Second, Super Bowl tickets are mobile-only, and the safest way to buy is through one of the NFL's three partner marketplaces, which are StubHub, SeatGeek, and Ticketmaster. On those websites, you'll see a square NFL icon that indicates you're buying an NFL-authenticated ticket.
"Fraudulent tickets is a huge concern but then certainly for merchandise as well," said Gary Brickhouse of GuidePoint Security. "It's like, hey, click here to get your official t-shirt or official souvenir."
If you click on a bad link, you could end up with fake merchandise or malicious software on your computer called "malware" -- giving hackers access to anything on your computer.
SEE ALSO: How much will it cost to see Eagles play Chiefs in Super Bowl 57?
"Any activity typically that happens on your local computer, the attacker would have access to so maybe that's the way that you access your bank accounts or passwords," said Brickhouse.
Phishing emails and smishing texts are messages sent by cybercriminals to steal your information, your money, and your identity.

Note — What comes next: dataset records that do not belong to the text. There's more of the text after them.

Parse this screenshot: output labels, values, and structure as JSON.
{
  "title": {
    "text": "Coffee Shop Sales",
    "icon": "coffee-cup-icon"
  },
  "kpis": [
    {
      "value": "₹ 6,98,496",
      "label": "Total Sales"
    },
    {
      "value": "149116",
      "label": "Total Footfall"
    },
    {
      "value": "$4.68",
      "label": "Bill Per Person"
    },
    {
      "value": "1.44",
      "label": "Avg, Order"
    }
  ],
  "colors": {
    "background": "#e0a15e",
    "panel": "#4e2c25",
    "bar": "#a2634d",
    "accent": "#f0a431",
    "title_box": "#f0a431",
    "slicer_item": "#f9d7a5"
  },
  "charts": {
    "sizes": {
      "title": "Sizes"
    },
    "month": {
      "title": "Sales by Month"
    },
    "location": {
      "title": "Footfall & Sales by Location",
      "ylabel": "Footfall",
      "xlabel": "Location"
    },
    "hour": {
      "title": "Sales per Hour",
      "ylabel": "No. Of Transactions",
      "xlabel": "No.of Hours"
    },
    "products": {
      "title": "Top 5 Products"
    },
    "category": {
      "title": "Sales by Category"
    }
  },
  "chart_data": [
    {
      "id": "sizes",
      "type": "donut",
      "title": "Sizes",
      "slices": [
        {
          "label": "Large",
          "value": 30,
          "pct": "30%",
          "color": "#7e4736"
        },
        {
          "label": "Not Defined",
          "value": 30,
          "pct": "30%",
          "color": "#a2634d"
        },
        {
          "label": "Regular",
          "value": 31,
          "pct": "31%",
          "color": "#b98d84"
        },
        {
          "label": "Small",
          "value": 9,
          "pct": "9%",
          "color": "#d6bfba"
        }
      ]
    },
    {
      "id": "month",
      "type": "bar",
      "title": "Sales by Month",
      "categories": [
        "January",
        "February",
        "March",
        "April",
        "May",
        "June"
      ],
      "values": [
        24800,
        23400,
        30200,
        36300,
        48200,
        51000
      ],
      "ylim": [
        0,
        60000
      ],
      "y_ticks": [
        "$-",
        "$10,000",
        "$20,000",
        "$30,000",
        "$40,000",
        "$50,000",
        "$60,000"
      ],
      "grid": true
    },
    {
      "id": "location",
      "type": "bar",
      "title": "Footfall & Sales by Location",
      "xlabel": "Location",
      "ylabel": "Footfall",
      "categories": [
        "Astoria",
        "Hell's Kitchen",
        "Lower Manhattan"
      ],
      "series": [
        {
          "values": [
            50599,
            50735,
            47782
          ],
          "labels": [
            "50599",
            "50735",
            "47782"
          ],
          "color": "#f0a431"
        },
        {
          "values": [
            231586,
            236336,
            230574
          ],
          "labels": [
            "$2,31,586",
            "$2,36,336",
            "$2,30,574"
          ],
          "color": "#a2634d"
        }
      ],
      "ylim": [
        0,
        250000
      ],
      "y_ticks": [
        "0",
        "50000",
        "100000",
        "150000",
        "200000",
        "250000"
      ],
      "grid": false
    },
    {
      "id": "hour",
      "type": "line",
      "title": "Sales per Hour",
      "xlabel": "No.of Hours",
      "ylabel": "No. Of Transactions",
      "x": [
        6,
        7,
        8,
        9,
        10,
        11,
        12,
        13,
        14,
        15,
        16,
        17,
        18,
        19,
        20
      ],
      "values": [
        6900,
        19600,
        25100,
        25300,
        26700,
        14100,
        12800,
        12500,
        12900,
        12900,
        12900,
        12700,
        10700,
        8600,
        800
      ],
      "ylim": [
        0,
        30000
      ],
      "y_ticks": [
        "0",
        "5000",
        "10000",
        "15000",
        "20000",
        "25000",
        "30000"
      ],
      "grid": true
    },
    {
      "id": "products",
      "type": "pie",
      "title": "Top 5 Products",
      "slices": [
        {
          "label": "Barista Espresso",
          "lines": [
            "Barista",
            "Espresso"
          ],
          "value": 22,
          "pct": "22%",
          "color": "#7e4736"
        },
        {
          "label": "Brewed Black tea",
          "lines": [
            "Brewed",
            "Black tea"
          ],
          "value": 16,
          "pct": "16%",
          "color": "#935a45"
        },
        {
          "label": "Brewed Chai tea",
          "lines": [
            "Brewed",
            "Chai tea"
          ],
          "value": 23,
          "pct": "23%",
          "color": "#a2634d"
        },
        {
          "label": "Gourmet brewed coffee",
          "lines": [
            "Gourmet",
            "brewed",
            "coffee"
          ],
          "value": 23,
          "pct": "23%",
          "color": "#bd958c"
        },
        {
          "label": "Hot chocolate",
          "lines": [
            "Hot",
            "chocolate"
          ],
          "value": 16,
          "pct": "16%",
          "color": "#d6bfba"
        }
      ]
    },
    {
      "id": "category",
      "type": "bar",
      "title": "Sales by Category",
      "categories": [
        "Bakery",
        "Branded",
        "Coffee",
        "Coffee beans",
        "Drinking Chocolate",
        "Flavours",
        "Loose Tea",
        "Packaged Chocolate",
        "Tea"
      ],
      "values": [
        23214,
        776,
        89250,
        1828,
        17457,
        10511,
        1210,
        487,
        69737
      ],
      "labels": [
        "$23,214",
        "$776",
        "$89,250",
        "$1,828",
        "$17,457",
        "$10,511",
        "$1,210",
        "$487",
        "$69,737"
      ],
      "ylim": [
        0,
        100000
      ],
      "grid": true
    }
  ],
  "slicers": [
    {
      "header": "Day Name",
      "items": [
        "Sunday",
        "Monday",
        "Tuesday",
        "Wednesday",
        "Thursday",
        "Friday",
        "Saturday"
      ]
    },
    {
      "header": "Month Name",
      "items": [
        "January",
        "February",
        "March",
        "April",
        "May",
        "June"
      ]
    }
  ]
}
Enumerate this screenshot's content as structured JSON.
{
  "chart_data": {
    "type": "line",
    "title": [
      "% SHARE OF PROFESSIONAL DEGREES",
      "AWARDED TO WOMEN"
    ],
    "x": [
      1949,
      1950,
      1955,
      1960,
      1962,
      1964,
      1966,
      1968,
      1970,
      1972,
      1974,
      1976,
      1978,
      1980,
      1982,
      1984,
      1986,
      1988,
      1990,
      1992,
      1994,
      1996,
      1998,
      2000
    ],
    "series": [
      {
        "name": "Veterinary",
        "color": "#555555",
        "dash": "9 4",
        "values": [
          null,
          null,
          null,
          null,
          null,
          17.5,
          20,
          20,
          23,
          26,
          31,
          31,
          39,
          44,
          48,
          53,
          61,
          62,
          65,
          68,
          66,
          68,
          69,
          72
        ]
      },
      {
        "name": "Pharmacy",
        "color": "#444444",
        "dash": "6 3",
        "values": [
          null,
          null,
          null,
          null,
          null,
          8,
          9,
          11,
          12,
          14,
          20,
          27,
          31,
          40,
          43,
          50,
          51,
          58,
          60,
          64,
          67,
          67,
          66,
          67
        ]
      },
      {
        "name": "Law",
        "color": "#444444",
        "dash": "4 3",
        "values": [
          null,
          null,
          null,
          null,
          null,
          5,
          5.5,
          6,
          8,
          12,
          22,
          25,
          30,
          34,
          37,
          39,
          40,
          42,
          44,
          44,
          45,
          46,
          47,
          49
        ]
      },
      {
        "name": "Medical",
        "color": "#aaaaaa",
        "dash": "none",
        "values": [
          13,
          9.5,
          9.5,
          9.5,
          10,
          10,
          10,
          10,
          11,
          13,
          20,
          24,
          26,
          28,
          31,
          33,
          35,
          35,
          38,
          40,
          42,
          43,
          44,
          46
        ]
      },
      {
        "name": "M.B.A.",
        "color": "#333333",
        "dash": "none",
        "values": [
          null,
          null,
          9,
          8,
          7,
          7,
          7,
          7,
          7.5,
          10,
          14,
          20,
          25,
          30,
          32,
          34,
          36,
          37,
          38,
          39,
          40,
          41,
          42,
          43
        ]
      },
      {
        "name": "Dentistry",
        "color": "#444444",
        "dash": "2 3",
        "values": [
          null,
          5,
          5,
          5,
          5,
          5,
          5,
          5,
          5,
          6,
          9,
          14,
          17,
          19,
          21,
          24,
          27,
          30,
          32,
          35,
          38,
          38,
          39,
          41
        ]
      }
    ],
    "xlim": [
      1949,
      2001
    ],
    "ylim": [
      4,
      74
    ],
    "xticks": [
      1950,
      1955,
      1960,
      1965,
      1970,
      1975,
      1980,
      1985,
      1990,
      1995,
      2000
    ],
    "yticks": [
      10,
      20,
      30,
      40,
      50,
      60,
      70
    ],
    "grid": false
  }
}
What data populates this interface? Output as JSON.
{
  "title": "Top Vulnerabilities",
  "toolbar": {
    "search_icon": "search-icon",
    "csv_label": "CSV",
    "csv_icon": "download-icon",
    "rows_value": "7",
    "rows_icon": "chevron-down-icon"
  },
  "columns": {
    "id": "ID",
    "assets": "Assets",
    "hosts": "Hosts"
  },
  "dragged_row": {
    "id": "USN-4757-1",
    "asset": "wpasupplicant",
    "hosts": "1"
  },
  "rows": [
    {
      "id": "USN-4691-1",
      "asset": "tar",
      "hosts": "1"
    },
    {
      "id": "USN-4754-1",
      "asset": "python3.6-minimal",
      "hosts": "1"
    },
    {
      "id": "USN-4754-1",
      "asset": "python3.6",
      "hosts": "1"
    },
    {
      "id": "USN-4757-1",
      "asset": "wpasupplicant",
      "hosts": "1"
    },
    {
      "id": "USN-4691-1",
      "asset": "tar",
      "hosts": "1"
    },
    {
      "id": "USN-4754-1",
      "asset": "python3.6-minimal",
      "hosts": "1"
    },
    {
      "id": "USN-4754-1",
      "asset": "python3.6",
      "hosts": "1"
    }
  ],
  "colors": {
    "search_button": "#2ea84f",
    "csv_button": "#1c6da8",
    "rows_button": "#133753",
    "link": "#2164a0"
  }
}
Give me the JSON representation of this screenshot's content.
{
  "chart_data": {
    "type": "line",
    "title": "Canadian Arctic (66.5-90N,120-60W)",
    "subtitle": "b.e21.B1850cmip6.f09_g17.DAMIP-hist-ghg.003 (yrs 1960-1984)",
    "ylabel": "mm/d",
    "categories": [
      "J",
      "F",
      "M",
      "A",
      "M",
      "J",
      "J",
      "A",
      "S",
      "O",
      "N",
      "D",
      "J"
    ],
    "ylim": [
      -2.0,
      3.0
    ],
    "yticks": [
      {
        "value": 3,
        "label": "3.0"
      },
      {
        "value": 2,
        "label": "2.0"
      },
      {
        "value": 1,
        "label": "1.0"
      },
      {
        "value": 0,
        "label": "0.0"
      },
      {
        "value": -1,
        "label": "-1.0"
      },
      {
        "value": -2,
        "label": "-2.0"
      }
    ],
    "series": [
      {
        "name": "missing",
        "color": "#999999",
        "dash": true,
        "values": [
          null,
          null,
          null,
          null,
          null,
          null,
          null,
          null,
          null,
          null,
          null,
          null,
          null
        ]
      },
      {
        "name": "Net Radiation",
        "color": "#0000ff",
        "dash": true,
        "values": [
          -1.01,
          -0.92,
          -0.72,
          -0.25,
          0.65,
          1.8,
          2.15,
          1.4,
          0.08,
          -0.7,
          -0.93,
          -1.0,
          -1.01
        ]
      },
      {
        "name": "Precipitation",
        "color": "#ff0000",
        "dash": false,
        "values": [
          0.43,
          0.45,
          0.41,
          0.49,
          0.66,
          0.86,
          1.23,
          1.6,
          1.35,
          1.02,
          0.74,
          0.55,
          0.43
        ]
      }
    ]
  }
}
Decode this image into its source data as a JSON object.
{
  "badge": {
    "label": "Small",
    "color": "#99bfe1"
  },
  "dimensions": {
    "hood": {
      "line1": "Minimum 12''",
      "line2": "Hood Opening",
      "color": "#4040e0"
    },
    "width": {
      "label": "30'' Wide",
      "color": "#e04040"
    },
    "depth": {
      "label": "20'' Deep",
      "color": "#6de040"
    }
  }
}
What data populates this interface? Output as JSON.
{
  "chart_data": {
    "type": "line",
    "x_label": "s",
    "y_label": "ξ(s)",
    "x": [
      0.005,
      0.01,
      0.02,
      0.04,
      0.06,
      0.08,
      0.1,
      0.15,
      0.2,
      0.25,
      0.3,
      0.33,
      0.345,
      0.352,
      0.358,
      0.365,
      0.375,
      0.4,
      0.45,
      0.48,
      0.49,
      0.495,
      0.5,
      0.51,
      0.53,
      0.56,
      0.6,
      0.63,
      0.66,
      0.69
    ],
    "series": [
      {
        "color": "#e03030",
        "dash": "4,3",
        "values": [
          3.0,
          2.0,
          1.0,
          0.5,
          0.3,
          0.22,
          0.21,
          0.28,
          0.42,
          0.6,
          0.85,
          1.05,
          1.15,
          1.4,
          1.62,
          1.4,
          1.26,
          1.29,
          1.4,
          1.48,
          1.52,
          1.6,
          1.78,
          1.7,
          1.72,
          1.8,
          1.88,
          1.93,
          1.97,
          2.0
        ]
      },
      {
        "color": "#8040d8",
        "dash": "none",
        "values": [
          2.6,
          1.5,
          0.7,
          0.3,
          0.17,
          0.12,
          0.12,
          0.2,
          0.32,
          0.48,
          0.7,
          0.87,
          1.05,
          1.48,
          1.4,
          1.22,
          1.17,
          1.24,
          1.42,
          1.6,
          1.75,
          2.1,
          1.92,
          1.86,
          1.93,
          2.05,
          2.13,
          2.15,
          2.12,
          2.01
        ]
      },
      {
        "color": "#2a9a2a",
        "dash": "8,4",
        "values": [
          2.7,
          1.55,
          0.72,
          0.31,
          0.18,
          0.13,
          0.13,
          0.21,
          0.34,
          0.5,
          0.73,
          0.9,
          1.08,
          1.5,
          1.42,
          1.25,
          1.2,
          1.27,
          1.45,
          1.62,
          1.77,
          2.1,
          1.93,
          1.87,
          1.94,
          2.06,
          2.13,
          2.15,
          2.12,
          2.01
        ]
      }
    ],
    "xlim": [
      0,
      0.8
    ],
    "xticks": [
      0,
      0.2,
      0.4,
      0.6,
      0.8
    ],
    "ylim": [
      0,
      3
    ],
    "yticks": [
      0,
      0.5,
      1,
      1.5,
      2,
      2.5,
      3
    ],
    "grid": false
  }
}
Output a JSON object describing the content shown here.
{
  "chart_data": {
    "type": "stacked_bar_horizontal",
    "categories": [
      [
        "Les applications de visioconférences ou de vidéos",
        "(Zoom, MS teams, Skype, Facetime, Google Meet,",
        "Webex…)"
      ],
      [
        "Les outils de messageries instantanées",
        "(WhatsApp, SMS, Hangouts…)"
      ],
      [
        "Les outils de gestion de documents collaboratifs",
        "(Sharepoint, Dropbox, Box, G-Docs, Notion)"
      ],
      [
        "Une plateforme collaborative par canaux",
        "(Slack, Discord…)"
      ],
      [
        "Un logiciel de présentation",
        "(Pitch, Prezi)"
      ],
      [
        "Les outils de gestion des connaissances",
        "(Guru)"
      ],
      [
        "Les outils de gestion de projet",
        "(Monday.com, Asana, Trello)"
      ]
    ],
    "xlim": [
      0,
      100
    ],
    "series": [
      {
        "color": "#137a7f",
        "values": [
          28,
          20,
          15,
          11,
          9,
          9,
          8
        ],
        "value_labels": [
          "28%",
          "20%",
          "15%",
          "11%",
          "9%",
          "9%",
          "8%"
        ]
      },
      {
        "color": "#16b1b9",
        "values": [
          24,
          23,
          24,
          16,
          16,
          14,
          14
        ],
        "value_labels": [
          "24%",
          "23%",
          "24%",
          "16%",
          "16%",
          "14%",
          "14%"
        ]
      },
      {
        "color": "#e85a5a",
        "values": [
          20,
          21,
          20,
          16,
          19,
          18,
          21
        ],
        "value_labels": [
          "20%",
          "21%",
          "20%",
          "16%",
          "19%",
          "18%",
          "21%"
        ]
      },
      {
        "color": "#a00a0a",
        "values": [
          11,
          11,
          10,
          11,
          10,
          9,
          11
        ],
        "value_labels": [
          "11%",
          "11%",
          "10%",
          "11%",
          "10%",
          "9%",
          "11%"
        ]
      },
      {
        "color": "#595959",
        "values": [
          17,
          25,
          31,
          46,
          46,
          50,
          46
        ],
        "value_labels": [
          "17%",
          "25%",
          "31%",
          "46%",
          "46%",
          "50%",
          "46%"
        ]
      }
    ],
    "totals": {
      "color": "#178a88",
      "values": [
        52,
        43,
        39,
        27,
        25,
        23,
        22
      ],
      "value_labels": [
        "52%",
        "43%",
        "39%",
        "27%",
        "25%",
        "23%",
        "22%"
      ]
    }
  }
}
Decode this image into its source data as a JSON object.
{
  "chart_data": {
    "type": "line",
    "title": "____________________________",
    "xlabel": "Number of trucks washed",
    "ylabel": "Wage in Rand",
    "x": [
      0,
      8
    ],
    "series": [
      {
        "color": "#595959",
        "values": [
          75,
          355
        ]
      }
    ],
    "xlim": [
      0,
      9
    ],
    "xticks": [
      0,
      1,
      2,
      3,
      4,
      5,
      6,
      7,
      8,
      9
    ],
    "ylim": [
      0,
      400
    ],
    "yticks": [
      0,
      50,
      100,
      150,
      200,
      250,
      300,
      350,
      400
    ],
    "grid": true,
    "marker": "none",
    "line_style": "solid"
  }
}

Cybersecurity experts warn they are seeing an uptick in personalization.
"You know, we see, 'Hey, Gary, I know you're a Philadelphia Eagles fan. You know, I know that you used to be a season ticket holder, click here, because this is the ticket that you don't want to miss,'" said Brickhouse.
So independently reach out to any sender to verify legitimacy.
"Don't click the link in the email, go directly to the source through your browser," said Brickhouse.
Typos or grammatical mistakes are often red flags.
"On social media, if someone approaches you directly through instant messaging and offers you some special offers, this is usually a scam," said Yoav Keren of BrandShield.
Fans flocking to the desert should also watch for travel-related fraud. Airbnb says it's seeing a rise in third-party scams.
"They mock up kind of fake sites that look like Airbnb, but they're really not. And they try to get you to wire money. And in that case, that's money that you're never going to see again," said Ben Breit of Airbnb.
The best protection? Message and pay only through the platform.
"Talk to that host, ask questions, make sure that you're comfortable with the location, the nature of the listing, they're all different," said Breit.
Airbnb says it has a dedicated big game support team that will be focused on Phoenix-area reservations and helping both Philadelphia and Kansas City fans through February 12.